By Ken Ashley
(ATLANTA) September 6th, 2011
Ah, the economic malaise continues. This New York Times article (Fed Divisions Led to a Compromise on Interest Rates) starts with a pulse quickening statement: “No one knows what to do to fix the economy.” With the certainty of uncertainty continuing to be a daily
media subject, interest rates are trending near all time lows. Yes, one day, Ethel, it will be ok. The cycle will turn and joblessness will no longer be the headline de jour.
But with all the fun in the economy, there’s an unintended consequence of this “condition” we are in: bad real estate deals still have life (perhaps it’s an after-life at this point). Low interest rates propped up many a real estate deal in the darkest days of ’09 and ’10. And now, the low rate party continues right on into the 2011 college football season.

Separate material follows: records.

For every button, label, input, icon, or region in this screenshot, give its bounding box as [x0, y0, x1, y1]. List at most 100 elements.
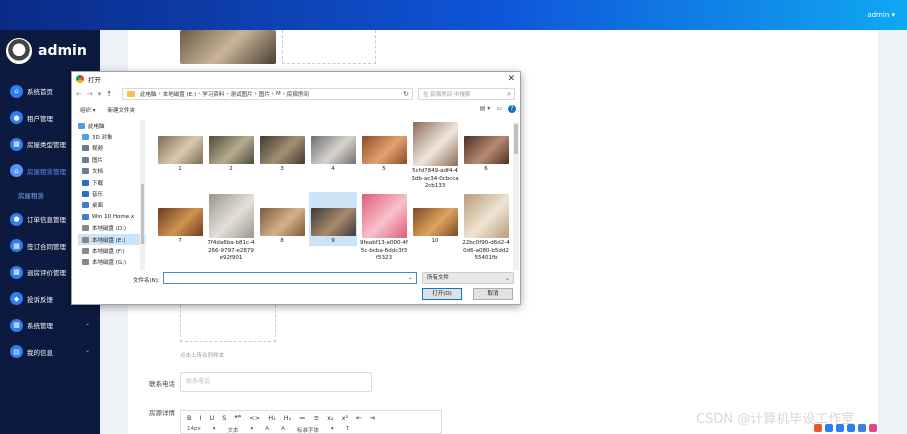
breadcrumb-separator: › [282, 91, 285, 97]
breadcrumb-segment[interactable]: 图片 [259, 90, 270, 98]
file-item[interactable]: 22bc0f90-d6d2-40d6-a080-b5dd255401fb [462, 192, 510, 263]
up-icon[interactable]: ↑ [106, 90, 112, 98]
tree-item[interactable]: 下载 [78, 177, 146, 188]
editor-tool-button[interactable]: I [199, 414, 201, 422]
breadcrumb-segment[interactable]: 民宿房间 [287, 90, 309, 98]
files-scrollbar[interactable] [513, 122, 519, 270]
editor-format-control[interactable]: A [265, 426, 269, 434]
image-thumbnail [208, 136, 254, 164]
filetype-select[interactable]: 所有文件 ⌄ [422, 272, 514, 284]
preview-pane-icon[interactable]: ▭ [496, 105, 502, 113]
editor-format-control[interactable]: ▾ [213, 426, 216, 434]
organize-button[interactable]: 组织 ▾ [80, 106, 96, 114]
forward-icon[interactable]: → [87, 90, 93, 98]
tree-item[interactable]: 本地磁盘 (D:) [78, 223, 146, 234]
tree-item[interactable]: 图片 [78, 154, 146, 165]
tree-item[interactable]: Win 10 Home x [78, 211, 146, 222]
file-item[interactable]: 9 [309, 192, 357, 246]
tree-item[interactable]: 本地磁盘 (E:) [78, 233, 146, 246]
close-icon[interactable]: ✕ [507, 74, 515, 84]
editor-format-control[interactable]: 14px [187, 426, 201, 434]
tree-item[interactable]: 此电脑 [78, 120, 146, 131]
sidebar-item[interactable]: ▤ 我的信息 ⌄ [0, 339, 100, 366]
tree-item-label: 本地磁盘 (F:) [92, 248, 125, 255]
editor-format-control[interactable]: ▾ [331, 426, 334, 434]
chevron-down-icon[interactable]: ⌄ [408, 274, 413, 281]
phone-input[interactable]: 联系电话 [180, 372, 372, 392]
breadcrumb-segment[interactable]: 此电脑 [140, 90, 157, 98]
breadcrumb[interactable]: 此电脑 › 本地磁盘 (E:) › 学习资料 › 测试图片 › 图片 › M › 民宿房间 ↻ [122, 88, 413, 100]
new-folder-button[interactable]: 新建文件夹 [108, 106, 136, 114]
rich-text-editor[interactable]: B I U S ❝❞ <> H₁ H₂ ≔ ≡ x₂ x² ⇤ ⇥ 14px ▾ 文本 ▾ A A 标准字体 ▾ T [180, 410, 442, 434]
editor-tool-button[interactable]: ≔ [299, 414, 306, 422]
image-thumbnail [412, 208, 458, 236]
editor-tool-button[interactable]: B [187, 414, 191, 422]
editor-tool-button[interactable]: ⇤ [356, 414, 361, 422]
file-item[interactable]: 10 [411, 192, 459, 246]
editor-tool-button[interactable]: x₂ [327, 414, 333, 422]
tree-item[interactable]: 本地磁盘 (F:) [78, 245, 146, 256]
file-item[interactable]: 5 [360, 120, 408, 174]
view-options-icon[interactable]: ▤ ▾ [480, 105, 491, 113]
editor-tool-button[interactable]: S [222, 414, 226, 422]
nav-scrollbar-thumb[interactable] [141, 184, 144, 244]
file-item[interactable]: 6 [462, 120, 510, 174]
breadcrumb-segment[interactable]: 学习资料 [202, 90, 224, 98]
editor-format-control[interactable]: A [281, 426, 285, 434]
recent-dropdown-icon[interactable]: ▾ [98, 90, 102, 98]
tree-item[interactable]: 桌面 [78, 200, 146, 211]
editor-tool-button[interactable]: ⇥ [370, 414, 375, 422]
editor-format-control[interactable]: 标准字体 [297, 426, 319, 434]
cancel-button[interactable]: 取消 [473, 288, 513, 300]
file-item[interactable]: 1 [156, 120, 204, 174]
file-item[interactable]: 7 [156, 192, 204, 246]
image-thumbnail [463, 194, 509, 238]
user-menu[interactable]: admin ▾ [867, 11, 895, 19]
refresh-icon[interactable]: ↻ [403, 90, 409, 98]
upload-area-top[interactable] [282, 30, 376, 64]
file-item[interactable]: 2 [207, 120, 255, 174]
file-item[interactable]: 8 [258, 192, 306, 246]
sidebar-item[interactable]: ▦ 系统管理 ⌄ [0, 312, 100, 339]
folder-icon [82, 213, 89, 220]
breadcrumb-segment[interactable]: 本地磁盘 (E:) [163, 90, 196, 98]
tree-item[interactable]: 3D 对象 [78, 131, 146, 142]
file-item[interactable]: 5cfd7849-adf4-43db-ac34-0cbcca2cb133 [411, 120, 459, 191]
tree-item[interactable]: 视频 [78, 143, 146, 154]
editor-tool-button[interactable]: U [209, 414, 214, 422]
sidebar-item-label: 系统管理 [27, 322, 53, 331]
nav-scrollbar[interactable] [140, 120, 145, 270]
sidebar-item-label: 我的信息 [27, 348, 53, 357]
tree-item[interactable]: 文档 [78, 166, 146, 177]
file-item[interactable]: 9feabf13-e000-4f5c-bcba-6ddc3f3f5323 [360, 192, 408, 263]
breadcrumb-segment[interactable]: 测试图片 [231, 90, 253, 98]
search-input[interactable]: 在 民宿房间 中搜索 ⌕ [418, 88, 515, 100]
editor-format-control[interactable]: ▾ [251, 426, 254, 434]
user-icon: ● [10, 212, 23, 226]
editor-format-control[interactable]: T [346, 426, 349, 434]
tree-item[interactable]: 本地磁盘 (G:) [78, 257, 146, 268]
editor-tool-button[interactable]: H₂ [284, 414, 292, 422]
editor-tool-button[interactable]: <> [249, 414, 260, 422]
breadcrumb-segment[interactable]: M [276, 91, 281, 97]
back-icon[interactable]: ← [76, 90, 82, 98]
image-thumbnail [259, 208, 305, 236]
tray-app-icon [814, 424, 822, 432]
file-item[interactable]: 3 [258, 120, 306, 174]
editor-toolbar-row2: 14px ▾ 文本 ▾ A A 标准字体 ▾ T [181, 425, 441, 434]
file-item[interactable]: 7f4da6ba-b81c-4266-9797-e2879e92f901 [207, 192, 255, 263]
help-icon[interactable]: ? [508, 105, 516, 113]
files-scrollbar-thumb[interactable] [514, 124, 518, 154]
editor-format-control[interactable]: 文本 [228, 426, 239, 434]
file-item[interactable]: 4 [309, 120, 357, 174]
editor-tool-button[interactable]: ≡ [314, 414, 319, 422]
breadcrumb-separator: › [226, 91, 229, 97]
tree-item[interactable]: 音乐 [78, 188, 146, 199]
filename-input[interactable]: ⌄ [163, 272, 417, 284]
contract-upload-area[interactable] [180, 300, 276, 342]
open-button[interactable]: 打开(O) [422, 288, 462, 300]
chevron-down-icon[interactable]: ⌄ [505, 273, 510, 284]
editor-tool-button[interactable]: x² [342, 414, 348, 422]
editor-tool-button[interactable]: H₁ [268, 414, 276, 422]
editor-tool-button[interactable]: ❝❞ [234, 414, 241, 422]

To put this another way, low interest rates cover up bad real estate like ranch dressing covers up a bad salad. Tenants need to be aware that over-leveraged assets supported by unnaturally low interest rates are ticking time bombs. You can certainly make some great deals these days as a credit tenant, but make sure you are doing business with a credit landlord, or else.
Can I Get A Witness?
Several years ago, the presumption was that landlords had great credit. Heck, they own this beautiful building, and the leasing agents look like a million bucks. Now, we advise tenants to perform as much due diligence on the landlord as ownership performs on tenants. Both parties are making an investment in the other. The landlord gets rent; you get improvement dollars and space in which to make your fortune.

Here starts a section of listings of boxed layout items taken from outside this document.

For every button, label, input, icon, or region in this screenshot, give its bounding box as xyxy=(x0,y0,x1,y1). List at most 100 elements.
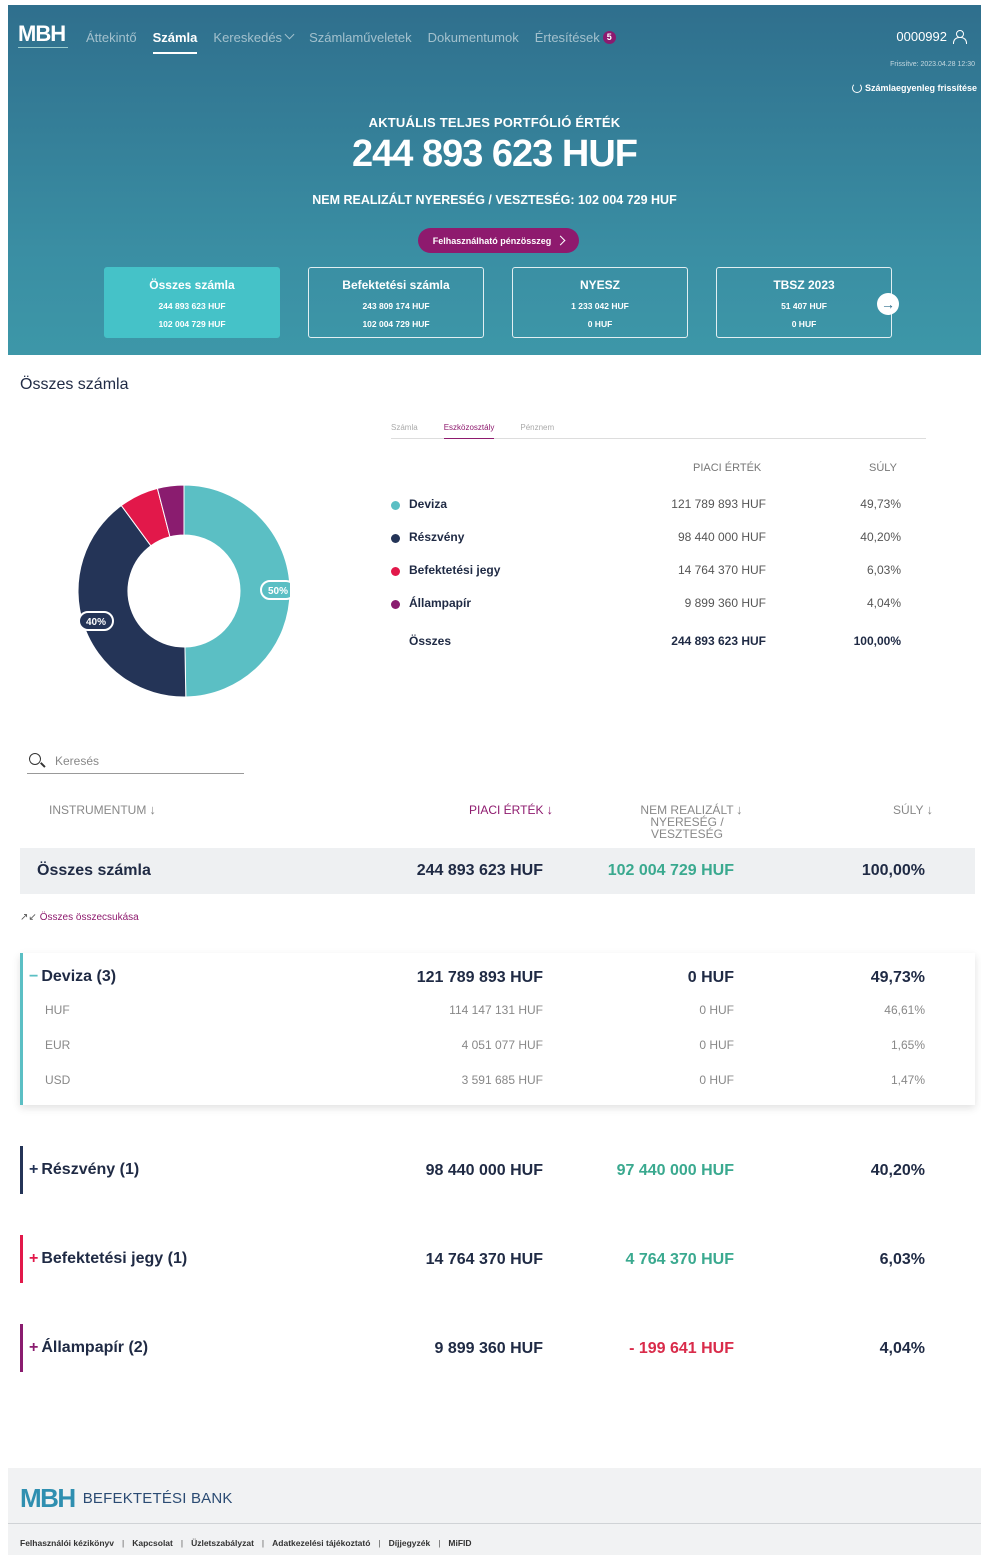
chevron-right-icon xyxy=(555,235,566,246)
footer-link-dijjegyzek[interactable]: Díjjegyzék xyxy=(389,1538,431,1548)
expand-plus-icon[interactable]: + xyxy=(29,1250,38,1267)
nav-item-ertesitesek-wrap[interactable]: Értesítések 5 xyxy=(535,30,616,45)
group-weight: 6,03% xyxy=(879,1251,925,1268)
column-header-label: PIACI ÉRTÉK xyxy=(469,803,544,817)
row-market-value: 3 591 685 HUF xyxy=(461,1073,543,1087)
footer-logo[interactable]: MBH BEFEKTETÉSI BANK xyxy=(20,1483,233,1514)
account-cards: Összes számla 244 893 623 HUF 102 004 72… xyxy=(104,267,892,338)
legend-label: Deviza xyxy=(409,497,448,511)
legend-header-market-value: PIACI ÉRTÉK xyxy=(693,462,762,474)
legend-header-weight: SÚLY xyxy=(869,462,897,474)
legend-value: 121 789 893 HUF xyxy=(671,497,766,511)
footer-link-adatkezelesi[interactable]: Adatkezelési tájékoztató xyxy=(272,1538,370,1548)
row-weight: 1,47% xyxy=(890,1073,925,1087)
legend-value: 9 899 360 HUF xyxy=(684,596,766,610)
sort-arrow-icon: ↓ xyxy=(546,802,553,817)
legend-row-total: Összes 244 893 623 HUF 100,00% xyxy=(391,633,911,653)
column-header-label: NEM REALIZÁLT NYERESÉG / VESZTESÉG xyxy=(640,803,734,841)
chevron-down-icon xyxy=(284,29,295,40)
expand-plus-icon[interactable]: + xyxy=(29,1161,38,1178)
footer-link-kapcsolat[interactable]: Kapcsolat xyxy=(132,1538,173,1548)
group-label: Részvény (1) xyxy=(41,1161,140,1178)
nav-item-kereskedes[interactable]: Kereskedés xyxy=(213,30,282,45)
legend-row-deviza: Deviza 121 789 893 HUF 49,73% xyxy=(391,496,911,516)
nav-item-attekinto[interactable]: Áttekintő xyxy=(86,30,137,45)
group-market-value: 14 764 370 HUF xyxy=(425,1251,543,1268)
search-box xyxy=(27,750,244,774)
available-funds-button[interactable]: Felhasználható pénzösszeg xyxy=(418,228,579,253)
group-label: Állampapír (2) xyxy=(41,1339,149,1356)
reszveny-dot xyxy=(391,534,400,543)
account-card-name: TBSZ 2023 xyxy=(773,278,835,292)
nav-item-szamla[interactable]: Számla xyxy=(152,30,197,54)
row-market-value: 114 147 131 HUF xyxy=(449,1003,543,1017)
nav-item-ertesitesek[interactable]: Értesítések xyxy=(535,30,600,45)
row-unrealized-pl: 0 HUF xyxy=(699,1038,734,1052)
table-row-huf[interactable]: HUF 114 147 131 HUF 0 HUF 46,61% xyxy=(20,1001,975,1021)
legend-label: Befektetési jegy xyxy=(409,563,501,577)
legend-weight: 40,20% xyxy=(860,530,901,544)
group-header-deviza[interactable]: − Deviza (3) 121 789 893 HUF 0 HUF 49,73% xyxy=(20,953,975,993)
legend-weight: 49,73% xyxy=(860,497,901,511)
account-menu[interactable]: 0000992 xyxy=(896,29,967,44)
unrealized-pl-value: 102 004 729 HUF xyxy=(578,193,677,207)
next-accounts-arrow-icon[interactable]: → xyxy=(877,293,899,315)
table-row-usd[interactable]: USD 3 591 685 HUF 0 HUF 1,47% xyxy=(20,1071,975,1091)
total-name: Összes számla xyxy=(37,862,151,879)
collapse-arrows-icon: ↗↙ xyxy=(20,912,37,923)
divider: | xyxy=(122,1538,125,1548)
row-weight: 46,61% xyxy=(884,1003,925,1017)
nav-item-kereskedes-wrap[interactable]: Kereskedés xyxy=(213,29,295,45)
group-header-allampapir[interactable]: + Állampapír (2) 9 899 360 HUF - 199 641 … xyxy=(20,1324,975,1364)
account-card-tbsz[interactable]: TBSZ 2023 51 407 HUF 0 HUF xyxy=(716,267,892,338)
mbh-logo[interactable]: MBH xyxy=(18,23,70,53)
deviza-percent-label: 50% xyxy=(260,580,290,600)
legend-label: Összes xyxy=(409,634,452,648)
footer-link-kezikonyv[interactable]: Felhasználói kézikönyv xyxy=(20,1538,114,1548)
group-market-value: 9 899 360 HUF xyxy=(434,1340,543,1357)
sort-arrow-icon[interactable]: ↓ xyxy=(736,803,743,816)
tab-szamla[interactable]: Számla xyxy=(391,423,418,438)
nav-item-szamlamuveletek[interactable]: Számlaműveletek xyxy=(309,30,412,45)
group-reszveny: + Részvény (1) 98 440 000 HUF 97 440 000 … xyxy=(20,1146,975,1194)
collapse-all-label: Összes összecsukása xyxy=(39,912,139,923)
tab-penznem[interactable]: Pénznem xyxy=(520,423,554,438)
account-card-nyesz[interactable]: NYESZ 1 233 042 HUF 0 HUF xyxy=(512,267,688,338)
column-header-weight[interactable]: SÚLY ↓ xyxy=(893,803,933,816)
portfolio-title: AKTUÁLIS TELJES PORTFÓLIÓ ÉRTÉK xyxy=(368,115,621,130)
column-header-instrument[interactable]: INSTRUMENTUM ↓ xyxy=(49,803,156,816)
refresh-icon xyxy=(851,83,862,93)
collapse-all-button[interactable]: ↗↙ Összes összecsukása xyxy=(20,912,139,923)
tab-eszkozosztaly[interactable]: Eszközosztály xyxy=(443,423,495,439)
column-header-unrealized-pl[interactable]: NEM REALIZÁLT NYERESÉG / VESZTESÉG xyxy=(637,804,737,840)
column-header-market-value[interactable]: PIACI ÉRTÉK ↓ xyxy=(469,802,553,817)
nav-item-dokumentumok[interactable]: Dokumentumok xyxy=(428,30,519,45)
refresh-balance-button[interactable]: Számlaegyenleg frissítése xyxy=(851,83,977,93)
row-market-value: 4 051 077 HUF xyxy=(461,1038,543,1052)
portfolio-header: MBH Áttekintő Számla Kereskedés Számlamű… xyxy=(8,5,981,355)
account-card-value: 51 407 HUF xyxy=(781,301,827,311)
footer-logo-mark: MBH xyxy=(20,1483,76,1513)
group-weight: 40,20% xyxy=(870,1162,925,1179)
account-card-pl: 0 HUF xyxy=(791,319,817,329)
account-card-osszes[interactable]: Összes számla 244 893 623 HUF 102 004 72… xyxy=(104,267,280,338)
search-input[interactable] xyxy=(55,752,235,770)
group-weight: 49,73% xyxy=(870,969,925,986)
footer-link-uzletszabalyzat[interactable]: Üzletszabályzat xyxy=(191,1538,254,1548)
group-header-befektetesi-jegy[interactable]: + Befektetési jegy (1) 14 764 370 HUF 4 7… xyxy=(20,1235,975,1275)
table-row-eur[interactable]: EUR 4 051 077 HUF 0 HUF 1,65% xyxy=(20,1036,975,1056)
footer-link-mifid[interactable]: MiFID xyxy=(448,1538,471,1548)
account-card-befektetesi[interactable]: Befektetési számla 243 809 174 HUF 102 0… xyxy=(308,267,484,338)
available-funds-label: Felhasználható pénzösszeg xyxy=(432,235,552,246)
group-befektetesi-jegy: + Befektetési jegy (1) 14 764 370 HUF 4 7… xyxy=(20,1235,975,1283)
legend-weight: 100,00% xyxy=(853,634,901,648)
collapse-minus-icon[interactable]: − xyxy=(29,968,38,985)
expand-plus-icon[interactable]: + xyxy=(29,1339,38,1356)
group-unrealized-pl: 97 440 000 HUF xyxy=(616,1162,734,1179)
group-market-value: 98 440 000 HUF xyxy=(425,1162,543,1179)
legend-value: 14 764 370 HUF xyxy=(677,563,766,577)
group-name: − Deviza (3) xyxy=(29,968,116,986)
refresh-label: Számlaegyenleg frissítése xyxy=(864,83,977,93)
group-header-reszveny[interactable]: + Részvény (1) 98 440 000 HUF 97 440 000 … xyxy=(20,1146,975,1186)
section-title: Összes számla xyxy=(20,376,129,393)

Don’t Call Me; I’ll Call You
Checking the asset’s “credit stack” is important at the beginning of the relationship, but every tenant needs to have strong protection during the lease term as well. Work with your real estate broker and attorney to make sure that you have good language around the landlord’s responsibilities in the lease (it always bugs me that the tenant’s responsibility is many, many paragraphs long, but the landlord’s is two sentences).

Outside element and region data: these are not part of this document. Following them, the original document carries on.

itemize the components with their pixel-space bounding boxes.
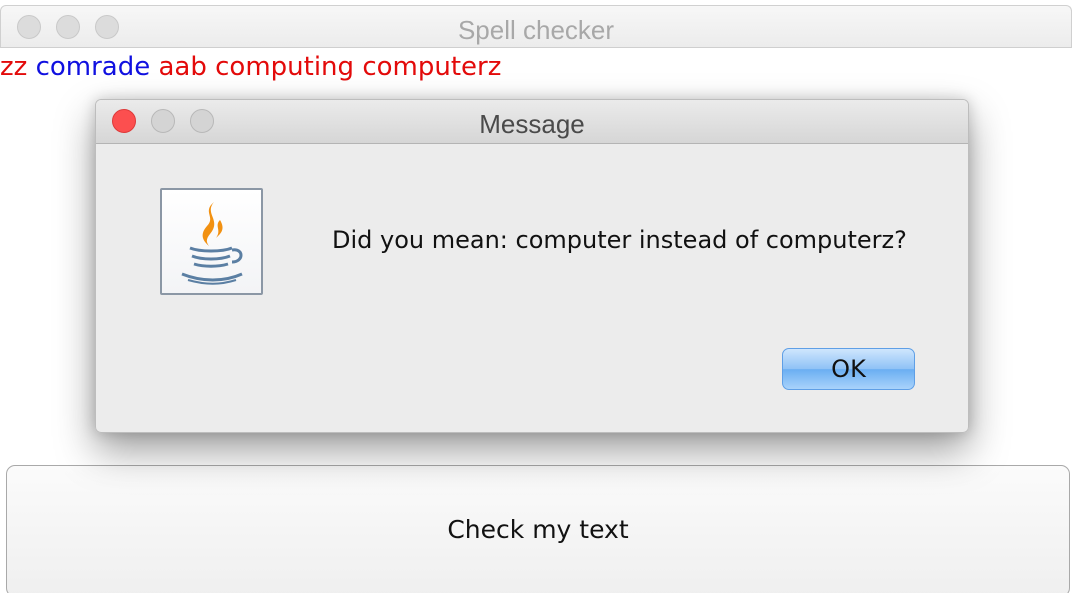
java-coffee-cup-icon xyxy=(160,188,263,295)
check-my-text-label: Check my text xyxy=(447,514,629,544)
dialog-message: Did you mean: computer instead of comput… xyxy=(332,226,907,254)
text-word-comrade: comrade xyxy=(35,52,151,82)
checked-text: zz comrade aab computing computerz xyxy=(0,52,501,82)
text-word-aab: aab xyxy=(158,52,207,82)
main-titlebar: Spell checker xyxy=(0,5,1072,48)
window-title: Spell checker xyxy=(457,15,615,45)
check-my-text-button[interactable]: Check my text xyxy=(6,465,1070,593)
dialog-titlebar: Message xyxy=(96,100,968,144)
text-word-zz: zz xyxy=(0,52,28,82)
text-word-computing: computing xyxy=(215,52,355,82)
text-word-computerz: computerz xyxy=(362,52,502,82)
ok-button[interactable]: OK xyxy=(782,348,915,390)
dialog-title: Message xyxy=(479,109,585,139)
message-dialog: Message Did you mean: computer instead o… xyxy=(95,99,969,433)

Also, work on so-called “self-help” remedies that allow you as the tenant to perform certain landlord functions if ownership doesn’t live up to its end of the bargain. If things go bad during your lease term, you can always sue, but what you really want is a high functioning facility in which to conduct business. While there are very real limitations on what you can and should do as a tenant (as opposed to being an owner), keeping your space operating when the landlord doesn’t perform is vital.
I’m Outta Here
There are other legal devices you should ask your advisors about. One is the very technical sounding “subordination and non-disturbance agreement (“SNDA”).” To sum up an SNDA: you, as tenant, agree to recognize the landlord’s banker if the landlord defaults. The non-disturbance verbage means that the landlord/banker agree to let you keep your lease in force after a default on the building loan. SNDA’s are required by many lenders because if they take the building back, they need to know they can count on you, Mr. Tenant, to keep paying the rent. Just make sure that in return for agreeing to give protections to the lender, you are properly protected by the document.
Perhaps the most important legal issue is the ability to quit the lease if the landlord can’t or won’t do his/her job. Termination provisions for landlord non-performance are not the easiest to negotiate, but if you are a significant tenant
with good credit, you never know what you might get in this market. Besides, it would be a great feeling to tell your non-performing, no good landlord “You’re Fired!” You and The Donald can be one.
So, we hope the Administration, the Fed and the Congress can jump start things, because this economy is simply getting boring. In the meantime, watch out for capital starved landlords, and maybe a little black pepper will help that salad out as well.